The camera operator reeled out the yellow cable and fed the tiny drop-cam down into the hole. Caffery watched him unwind the electric leads and set up the monitor. It took for ever and Caffery had to stand absolutely still, a tic starting in his eye, wanting to yell at the guy, Get a fucking move on . Next to him Wellard had got himself into an abseil harness, had secured himself to another tree, and was kneeling with one hand braced on the oak’s root so he could lean out over the hole and carefully lower the gas detector on a cable. On the other side of the shaft Wellard’s men were prepping themselves: belaying kernmantle ropes off the surrounding trees and checking safety rigs, buckling harnesses, fixing self-braking descender units to their lines.

The Bronze commander watched the whole thing from a few paces away, a pinched, anxious look on his face. He, too, was unnerved by the noise. No one knew for sure what had caused the blast – whether it was accidental or whether Prody had tried to blow himself up – but no one had even begun to let themselves wonder what the hell it meant for the girls. Or Sergeant Marley. If any of them were in the tunnel too.

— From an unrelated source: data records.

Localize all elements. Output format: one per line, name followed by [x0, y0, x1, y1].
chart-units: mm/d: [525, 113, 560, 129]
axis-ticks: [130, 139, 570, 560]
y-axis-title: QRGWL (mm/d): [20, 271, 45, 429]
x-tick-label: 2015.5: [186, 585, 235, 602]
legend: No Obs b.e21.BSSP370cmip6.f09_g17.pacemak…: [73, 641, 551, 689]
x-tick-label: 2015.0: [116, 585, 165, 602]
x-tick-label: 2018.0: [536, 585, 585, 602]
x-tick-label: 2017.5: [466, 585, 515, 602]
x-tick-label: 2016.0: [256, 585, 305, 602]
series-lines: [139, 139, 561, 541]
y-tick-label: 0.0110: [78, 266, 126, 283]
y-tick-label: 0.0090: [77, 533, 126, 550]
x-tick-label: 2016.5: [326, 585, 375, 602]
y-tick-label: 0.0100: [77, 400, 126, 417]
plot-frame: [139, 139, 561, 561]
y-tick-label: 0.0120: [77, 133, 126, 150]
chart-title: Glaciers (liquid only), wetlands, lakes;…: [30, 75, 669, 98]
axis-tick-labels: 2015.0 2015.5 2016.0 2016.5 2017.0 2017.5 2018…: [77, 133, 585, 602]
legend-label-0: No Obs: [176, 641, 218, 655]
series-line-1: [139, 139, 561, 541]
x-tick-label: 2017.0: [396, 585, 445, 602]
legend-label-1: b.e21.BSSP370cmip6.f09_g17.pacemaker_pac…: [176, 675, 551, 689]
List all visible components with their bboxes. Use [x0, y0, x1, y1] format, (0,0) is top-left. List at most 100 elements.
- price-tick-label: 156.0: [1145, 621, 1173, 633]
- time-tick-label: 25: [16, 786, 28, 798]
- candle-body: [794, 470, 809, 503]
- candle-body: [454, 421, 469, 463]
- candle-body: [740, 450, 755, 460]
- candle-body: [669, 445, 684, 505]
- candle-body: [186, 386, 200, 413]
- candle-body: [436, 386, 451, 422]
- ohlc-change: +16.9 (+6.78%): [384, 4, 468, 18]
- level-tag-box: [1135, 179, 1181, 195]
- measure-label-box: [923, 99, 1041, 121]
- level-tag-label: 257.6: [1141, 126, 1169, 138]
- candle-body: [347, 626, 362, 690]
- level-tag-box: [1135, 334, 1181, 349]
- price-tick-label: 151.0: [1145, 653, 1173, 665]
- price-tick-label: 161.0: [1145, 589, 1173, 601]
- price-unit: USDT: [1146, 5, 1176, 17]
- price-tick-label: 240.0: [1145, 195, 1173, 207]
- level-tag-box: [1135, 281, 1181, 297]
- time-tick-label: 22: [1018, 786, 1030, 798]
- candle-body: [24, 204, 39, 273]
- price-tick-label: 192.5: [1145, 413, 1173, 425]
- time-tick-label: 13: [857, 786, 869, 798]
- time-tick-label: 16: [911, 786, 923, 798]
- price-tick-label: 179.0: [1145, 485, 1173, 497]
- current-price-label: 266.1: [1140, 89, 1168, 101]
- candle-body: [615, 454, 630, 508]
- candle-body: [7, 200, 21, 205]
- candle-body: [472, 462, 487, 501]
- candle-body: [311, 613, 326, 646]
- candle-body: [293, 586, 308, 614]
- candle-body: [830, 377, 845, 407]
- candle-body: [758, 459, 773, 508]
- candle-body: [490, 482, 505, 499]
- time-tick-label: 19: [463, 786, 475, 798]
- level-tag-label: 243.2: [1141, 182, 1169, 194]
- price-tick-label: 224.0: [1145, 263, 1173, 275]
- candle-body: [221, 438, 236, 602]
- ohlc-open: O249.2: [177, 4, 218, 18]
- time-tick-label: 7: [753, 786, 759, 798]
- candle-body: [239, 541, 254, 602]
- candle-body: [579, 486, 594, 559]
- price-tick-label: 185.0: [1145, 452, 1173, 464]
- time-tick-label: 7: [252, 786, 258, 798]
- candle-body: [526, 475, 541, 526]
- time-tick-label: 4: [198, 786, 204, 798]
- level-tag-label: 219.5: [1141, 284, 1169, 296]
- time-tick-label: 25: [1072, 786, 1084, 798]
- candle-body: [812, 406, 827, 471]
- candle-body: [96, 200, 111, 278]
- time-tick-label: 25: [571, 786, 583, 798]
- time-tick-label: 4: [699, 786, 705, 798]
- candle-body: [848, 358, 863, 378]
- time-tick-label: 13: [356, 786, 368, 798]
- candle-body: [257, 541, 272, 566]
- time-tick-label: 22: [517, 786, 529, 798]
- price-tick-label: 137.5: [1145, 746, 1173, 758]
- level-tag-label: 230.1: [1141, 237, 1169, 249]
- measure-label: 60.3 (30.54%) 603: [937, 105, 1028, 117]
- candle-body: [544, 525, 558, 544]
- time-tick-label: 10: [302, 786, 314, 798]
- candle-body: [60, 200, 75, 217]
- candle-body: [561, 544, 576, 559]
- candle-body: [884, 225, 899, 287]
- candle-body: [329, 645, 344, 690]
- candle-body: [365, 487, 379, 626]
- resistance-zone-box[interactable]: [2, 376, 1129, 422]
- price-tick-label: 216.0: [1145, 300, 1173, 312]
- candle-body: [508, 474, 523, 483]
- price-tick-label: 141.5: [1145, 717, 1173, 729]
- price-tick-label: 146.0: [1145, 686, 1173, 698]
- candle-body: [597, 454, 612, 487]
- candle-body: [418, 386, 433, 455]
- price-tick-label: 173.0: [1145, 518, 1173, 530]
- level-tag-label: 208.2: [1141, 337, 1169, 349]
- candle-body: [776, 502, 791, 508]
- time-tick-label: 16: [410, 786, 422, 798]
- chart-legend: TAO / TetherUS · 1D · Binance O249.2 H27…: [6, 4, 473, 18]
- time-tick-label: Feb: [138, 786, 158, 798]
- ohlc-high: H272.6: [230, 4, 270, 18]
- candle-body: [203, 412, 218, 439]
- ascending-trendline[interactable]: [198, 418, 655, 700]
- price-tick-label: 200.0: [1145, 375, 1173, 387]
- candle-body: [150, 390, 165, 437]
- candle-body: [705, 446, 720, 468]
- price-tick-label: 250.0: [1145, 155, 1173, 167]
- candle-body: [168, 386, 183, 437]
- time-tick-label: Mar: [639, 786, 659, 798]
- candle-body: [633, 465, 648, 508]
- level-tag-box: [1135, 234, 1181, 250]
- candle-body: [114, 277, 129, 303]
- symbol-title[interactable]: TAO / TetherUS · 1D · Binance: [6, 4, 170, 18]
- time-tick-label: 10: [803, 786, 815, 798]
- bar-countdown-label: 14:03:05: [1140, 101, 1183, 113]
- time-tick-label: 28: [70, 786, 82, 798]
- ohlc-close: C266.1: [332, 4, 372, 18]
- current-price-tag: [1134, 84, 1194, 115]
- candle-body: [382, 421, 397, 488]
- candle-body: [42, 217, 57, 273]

‘OK.’ The operator had got the camera all the way down into the shaft and was powering up the monitor on the trolley. Caffery, Wellard and the Bronze commander all gathered round to watch the image. ‘It’s a fish-eye lens, so it’s distorted. But I’d guess that those shapes you see here are the tunnel wall . . .’ He tucked his lip under his teeth in concentration and played with the focus. ‘There you are. Is that better?’